Je reprends mon sujet de l'occupation des chiourmes
en hiver. On voit donc le long du quai, où
sont les galères, une longue rangée
de ces baraques avec deux, trois ou quatre
galériens dans chacune, exerçant
chacun leur métier ou leur industrie pour
gagner quelques sols. Je dis, industrie: car il y
en a, qui ne s'occupent qu'à dire ce qu'on
appelle la bonne aventure, ou à tirer
l'horoscope. D'autres vont plus loin, et contrefont
les magiciens pour faire trouver les choses perdues
ou volées; et toute leur magie consiste dans
leur industrie. J'en dirai ici un exemple,
arrivé de mon temps à Marseille.
Il y avait sur la Grande Réale, où
j'étais pour lors, un vieux galérien,
nommé père Laviné. Cet homme
avait le renom de ne jamais manquer à faire
retrouver les choses perdues ou volées. Un
jour un marchand de Marseille avait oublié
de serrer dans sa caisse vingt louis d'or, qui
étaient restés dans son comptoir sur
son pupitre, et qui furent éclipsés.
Ce marchand ayant fait toutes les recherches
possibles pour trouver ses vingt louis, et n'y
pouvant réussir,
s'adresse à mon rusé magicien
Laviné, qui l'assura, que quand ses louis
seraient en enfer, il les lui ferait retrouver. Il
accorde à un louis pour lui, et prie le
marchand de lui donner une liste de toutes les
personnes, qui composaient sa famille et son
domestique; ce que le marchand fit. Il ordonna de
plus, que toutes ces personnes se trouveraient le
lendemain matin dans la maison du marchand, sans
qu'il en manquât une seule ; ce qui fut fait.
Ce même matin Laviné fut chez le
marchand, portant dans ses mains un coq tout noir,
et un vieux bouquin tout graisseux, qu'il disait
être son grimoire.
D'entrée il demanda au marchand, si tous
ceux de sa maison étaient là.
Celui-ci répondant que oui, Laviné
les fit tous assembler dans une chambre. Il y en
avait une autre à l'opposite; il pria le
marchand de faire bien fermer ces deux chambres
pour qu'elles fussent entièrement obscures;
ce qui étant fait, Laviné
récita tout haut, en un langage barbare et
incompréhensible, quelques passages de son
grimoire. Ensuite il avertit tout haut le marchand,
qu'il savait, que le voleur de ses louis
était dans la chambre;
qu'il l'allait bientôt connaître par le
chant de son coq, qui ne manquait jamais; mais il
le pria de ne pas s'étonner, si le diable
emportait le voleur; car, dit-il, c'est son
dû, et le diable ne fait rien pour rien.
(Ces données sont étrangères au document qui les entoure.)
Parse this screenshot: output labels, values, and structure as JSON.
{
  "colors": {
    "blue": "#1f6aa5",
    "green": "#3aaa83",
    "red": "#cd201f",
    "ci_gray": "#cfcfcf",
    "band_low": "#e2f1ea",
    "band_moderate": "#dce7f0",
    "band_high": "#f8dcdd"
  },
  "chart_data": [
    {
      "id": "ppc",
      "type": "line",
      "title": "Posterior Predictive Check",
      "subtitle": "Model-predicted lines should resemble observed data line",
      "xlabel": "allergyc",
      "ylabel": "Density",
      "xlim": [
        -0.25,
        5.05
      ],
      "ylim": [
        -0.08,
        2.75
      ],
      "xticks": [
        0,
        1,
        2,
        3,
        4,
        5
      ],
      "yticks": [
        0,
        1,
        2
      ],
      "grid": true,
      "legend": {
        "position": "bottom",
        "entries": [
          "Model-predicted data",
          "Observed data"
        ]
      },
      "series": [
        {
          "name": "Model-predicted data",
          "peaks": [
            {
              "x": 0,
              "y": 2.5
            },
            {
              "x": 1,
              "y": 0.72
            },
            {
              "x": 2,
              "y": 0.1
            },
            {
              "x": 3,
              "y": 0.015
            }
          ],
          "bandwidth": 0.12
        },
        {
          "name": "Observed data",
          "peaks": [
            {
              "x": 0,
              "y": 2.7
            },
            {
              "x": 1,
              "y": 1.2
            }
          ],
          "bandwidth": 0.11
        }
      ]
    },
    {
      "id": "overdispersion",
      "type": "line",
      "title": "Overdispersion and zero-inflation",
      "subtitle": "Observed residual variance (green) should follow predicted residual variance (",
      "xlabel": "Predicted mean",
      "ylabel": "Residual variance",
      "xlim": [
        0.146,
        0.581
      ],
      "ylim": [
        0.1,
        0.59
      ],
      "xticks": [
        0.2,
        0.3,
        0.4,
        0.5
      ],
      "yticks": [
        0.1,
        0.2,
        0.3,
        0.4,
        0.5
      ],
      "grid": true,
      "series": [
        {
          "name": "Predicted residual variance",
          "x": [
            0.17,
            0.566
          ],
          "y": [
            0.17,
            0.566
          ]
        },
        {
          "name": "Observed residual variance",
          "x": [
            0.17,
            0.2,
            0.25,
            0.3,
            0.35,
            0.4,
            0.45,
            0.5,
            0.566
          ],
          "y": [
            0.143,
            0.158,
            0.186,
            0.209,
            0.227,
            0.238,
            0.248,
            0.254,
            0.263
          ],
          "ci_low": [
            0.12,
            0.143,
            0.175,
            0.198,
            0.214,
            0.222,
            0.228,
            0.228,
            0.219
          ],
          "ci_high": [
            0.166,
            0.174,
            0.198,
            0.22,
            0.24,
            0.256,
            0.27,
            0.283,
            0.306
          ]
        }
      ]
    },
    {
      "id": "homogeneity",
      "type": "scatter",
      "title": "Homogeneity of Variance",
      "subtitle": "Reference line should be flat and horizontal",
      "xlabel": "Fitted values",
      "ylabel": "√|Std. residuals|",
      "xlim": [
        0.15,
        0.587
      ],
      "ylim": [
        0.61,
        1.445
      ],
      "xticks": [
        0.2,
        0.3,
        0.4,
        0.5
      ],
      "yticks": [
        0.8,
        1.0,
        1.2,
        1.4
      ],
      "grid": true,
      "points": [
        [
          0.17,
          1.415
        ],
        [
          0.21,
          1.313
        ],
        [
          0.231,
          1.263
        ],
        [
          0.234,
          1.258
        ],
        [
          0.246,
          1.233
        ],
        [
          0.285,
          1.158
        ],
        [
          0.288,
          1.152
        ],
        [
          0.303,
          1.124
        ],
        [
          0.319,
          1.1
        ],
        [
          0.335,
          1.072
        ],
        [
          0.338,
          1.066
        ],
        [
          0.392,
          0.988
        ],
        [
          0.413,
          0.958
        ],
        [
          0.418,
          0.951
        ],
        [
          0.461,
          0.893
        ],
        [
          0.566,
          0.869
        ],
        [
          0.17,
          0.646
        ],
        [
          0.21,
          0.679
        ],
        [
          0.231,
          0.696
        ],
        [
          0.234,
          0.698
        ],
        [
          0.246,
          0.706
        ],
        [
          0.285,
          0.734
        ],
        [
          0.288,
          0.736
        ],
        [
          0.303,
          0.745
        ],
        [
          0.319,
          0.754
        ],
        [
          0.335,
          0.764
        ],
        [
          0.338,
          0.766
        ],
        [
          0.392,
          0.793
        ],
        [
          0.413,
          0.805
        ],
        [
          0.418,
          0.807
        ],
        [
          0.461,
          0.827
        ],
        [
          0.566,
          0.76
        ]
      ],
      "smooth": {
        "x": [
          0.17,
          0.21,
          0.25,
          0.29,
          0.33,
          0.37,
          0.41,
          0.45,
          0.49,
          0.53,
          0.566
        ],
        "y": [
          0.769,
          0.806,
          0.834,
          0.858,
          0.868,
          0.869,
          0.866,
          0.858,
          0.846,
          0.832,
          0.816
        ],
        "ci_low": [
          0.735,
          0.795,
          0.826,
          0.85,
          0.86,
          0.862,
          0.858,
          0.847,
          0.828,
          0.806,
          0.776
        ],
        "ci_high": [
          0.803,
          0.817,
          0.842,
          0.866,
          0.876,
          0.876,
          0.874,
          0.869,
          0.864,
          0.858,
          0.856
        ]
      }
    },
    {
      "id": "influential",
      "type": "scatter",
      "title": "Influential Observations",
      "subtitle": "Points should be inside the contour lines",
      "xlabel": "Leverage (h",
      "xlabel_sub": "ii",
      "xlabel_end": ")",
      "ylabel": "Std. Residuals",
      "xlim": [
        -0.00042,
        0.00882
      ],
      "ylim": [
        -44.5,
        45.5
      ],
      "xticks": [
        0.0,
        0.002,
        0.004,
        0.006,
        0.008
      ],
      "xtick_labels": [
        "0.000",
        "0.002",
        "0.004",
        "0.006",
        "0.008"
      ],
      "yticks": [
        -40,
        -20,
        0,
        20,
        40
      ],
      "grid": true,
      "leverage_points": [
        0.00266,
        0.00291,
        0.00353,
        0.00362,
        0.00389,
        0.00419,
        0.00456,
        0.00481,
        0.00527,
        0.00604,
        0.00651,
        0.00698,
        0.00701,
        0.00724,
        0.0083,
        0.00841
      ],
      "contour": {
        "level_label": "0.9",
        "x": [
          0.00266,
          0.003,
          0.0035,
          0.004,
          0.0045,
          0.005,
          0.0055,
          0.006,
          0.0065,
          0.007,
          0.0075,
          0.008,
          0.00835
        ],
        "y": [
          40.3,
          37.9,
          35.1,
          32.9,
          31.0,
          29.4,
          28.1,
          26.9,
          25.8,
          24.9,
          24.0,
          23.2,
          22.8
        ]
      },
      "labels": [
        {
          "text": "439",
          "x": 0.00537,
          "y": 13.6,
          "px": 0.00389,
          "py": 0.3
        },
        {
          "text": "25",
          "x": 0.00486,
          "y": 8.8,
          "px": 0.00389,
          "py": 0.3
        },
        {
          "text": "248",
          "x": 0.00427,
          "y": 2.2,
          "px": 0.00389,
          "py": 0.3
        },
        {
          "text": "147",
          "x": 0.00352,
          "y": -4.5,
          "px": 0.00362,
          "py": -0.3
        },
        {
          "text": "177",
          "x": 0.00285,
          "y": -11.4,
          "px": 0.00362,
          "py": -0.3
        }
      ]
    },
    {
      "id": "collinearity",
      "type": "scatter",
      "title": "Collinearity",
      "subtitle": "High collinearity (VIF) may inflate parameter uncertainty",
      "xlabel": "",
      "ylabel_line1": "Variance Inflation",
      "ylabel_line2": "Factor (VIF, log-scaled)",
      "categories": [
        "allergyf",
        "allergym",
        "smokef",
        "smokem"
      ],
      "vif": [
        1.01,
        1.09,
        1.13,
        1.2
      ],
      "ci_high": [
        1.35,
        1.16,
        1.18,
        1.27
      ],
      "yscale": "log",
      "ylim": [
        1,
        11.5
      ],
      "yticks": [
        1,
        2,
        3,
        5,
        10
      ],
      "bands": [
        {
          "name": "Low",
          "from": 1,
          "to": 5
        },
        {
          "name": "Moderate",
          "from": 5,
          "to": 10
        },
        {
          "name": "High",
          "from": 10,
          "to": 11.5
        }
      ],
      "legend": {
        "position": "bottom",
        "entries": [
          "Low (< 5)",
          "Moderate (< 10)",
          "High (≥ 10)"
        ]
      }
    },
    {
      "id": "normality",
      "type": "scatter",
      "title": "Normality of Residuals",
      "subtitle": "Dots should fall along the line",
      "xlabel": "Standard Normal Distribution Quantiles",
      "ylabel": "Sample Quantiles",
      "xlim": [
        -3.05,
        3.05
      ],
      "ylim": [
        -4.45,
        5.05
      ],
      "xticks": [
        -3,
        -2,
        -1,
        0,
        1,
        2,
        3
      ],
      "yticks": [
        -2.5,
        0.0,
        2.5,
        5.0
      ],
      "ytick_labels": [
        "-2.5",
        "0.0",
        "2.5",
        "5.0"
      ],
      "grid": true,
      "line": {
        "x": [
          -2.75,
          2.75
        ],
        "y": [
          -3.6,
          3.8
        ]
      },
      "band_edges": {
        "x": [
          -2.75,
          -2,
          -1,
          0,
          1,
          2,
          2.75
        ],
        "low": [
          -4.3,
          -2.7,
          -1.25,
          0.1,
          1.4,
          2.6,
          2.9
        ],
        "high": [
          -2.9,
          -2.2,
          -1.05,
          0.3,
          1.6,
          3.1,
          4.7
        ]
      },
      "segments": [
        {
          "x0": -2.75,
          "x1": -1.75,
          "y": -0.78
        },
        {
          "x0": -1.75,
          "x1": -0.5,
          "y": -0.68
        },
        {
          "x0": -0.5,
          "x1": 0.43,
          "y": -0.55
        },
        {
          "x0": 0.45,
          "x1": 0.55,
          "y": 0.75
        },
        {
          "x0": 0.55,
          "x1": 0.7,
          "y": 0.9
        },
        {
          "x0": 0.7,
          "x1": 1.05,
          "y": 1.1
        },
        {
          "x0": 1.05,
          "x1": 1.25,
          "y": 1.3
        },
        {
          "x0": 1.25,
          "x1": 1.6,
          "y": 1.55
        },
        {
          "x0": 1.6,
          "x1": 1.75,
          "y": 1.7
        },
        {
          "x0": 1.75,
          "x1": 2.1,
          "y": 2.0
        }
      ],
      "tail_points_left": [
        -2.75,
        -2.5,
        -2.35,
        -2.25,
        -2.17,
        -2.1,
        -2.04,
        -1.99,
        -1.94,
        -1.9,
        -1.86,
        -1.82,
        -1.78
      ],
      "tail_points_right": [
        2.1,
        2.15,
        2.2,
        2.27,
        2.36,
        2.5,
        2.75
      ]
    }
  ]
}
Il
disait cela d'un air à en imposer aux plus
incrédules. Après quoi, dans
l'obscurité, sans que personne le vît,
il remplit le dessus du dos de son coq de noir de
fumée; et se tenant à la porte
à l'opposite de celle, où
étaient tous ceux de la maison, il les
appela tous par leur nom, l'un après
l'autre, leur ordonnant qu'en passant auprès
de lui chacun mît la main sur son coq, qu'il
tenait par les pattes, en les assurant par son
grimoire infaillible, que le coq ne sentirait pas
plutôt la main du voleur sur son dos, qu'il
chanterait; et gare, disait-il, la griffe du
diable, qui l'emportera comme une mouche.
Or il arriva, qu'une servante, qui avait fait le
vol, se sentant coupable, et cependant voulant
passer par l'épreuve plutôt que
d'avouer le fait, s'avisa d'une ruse pour
empêcher, que, si,le coq chantait sous sa
main, le diable ne l'emportât. Elle
résolut, à la
faveur de l'obscurité, de
passer sans toucher le coq. Laviné donc
appelle tout le monde de cette chambre, et en
passant leur disait de passer la main sur le coq.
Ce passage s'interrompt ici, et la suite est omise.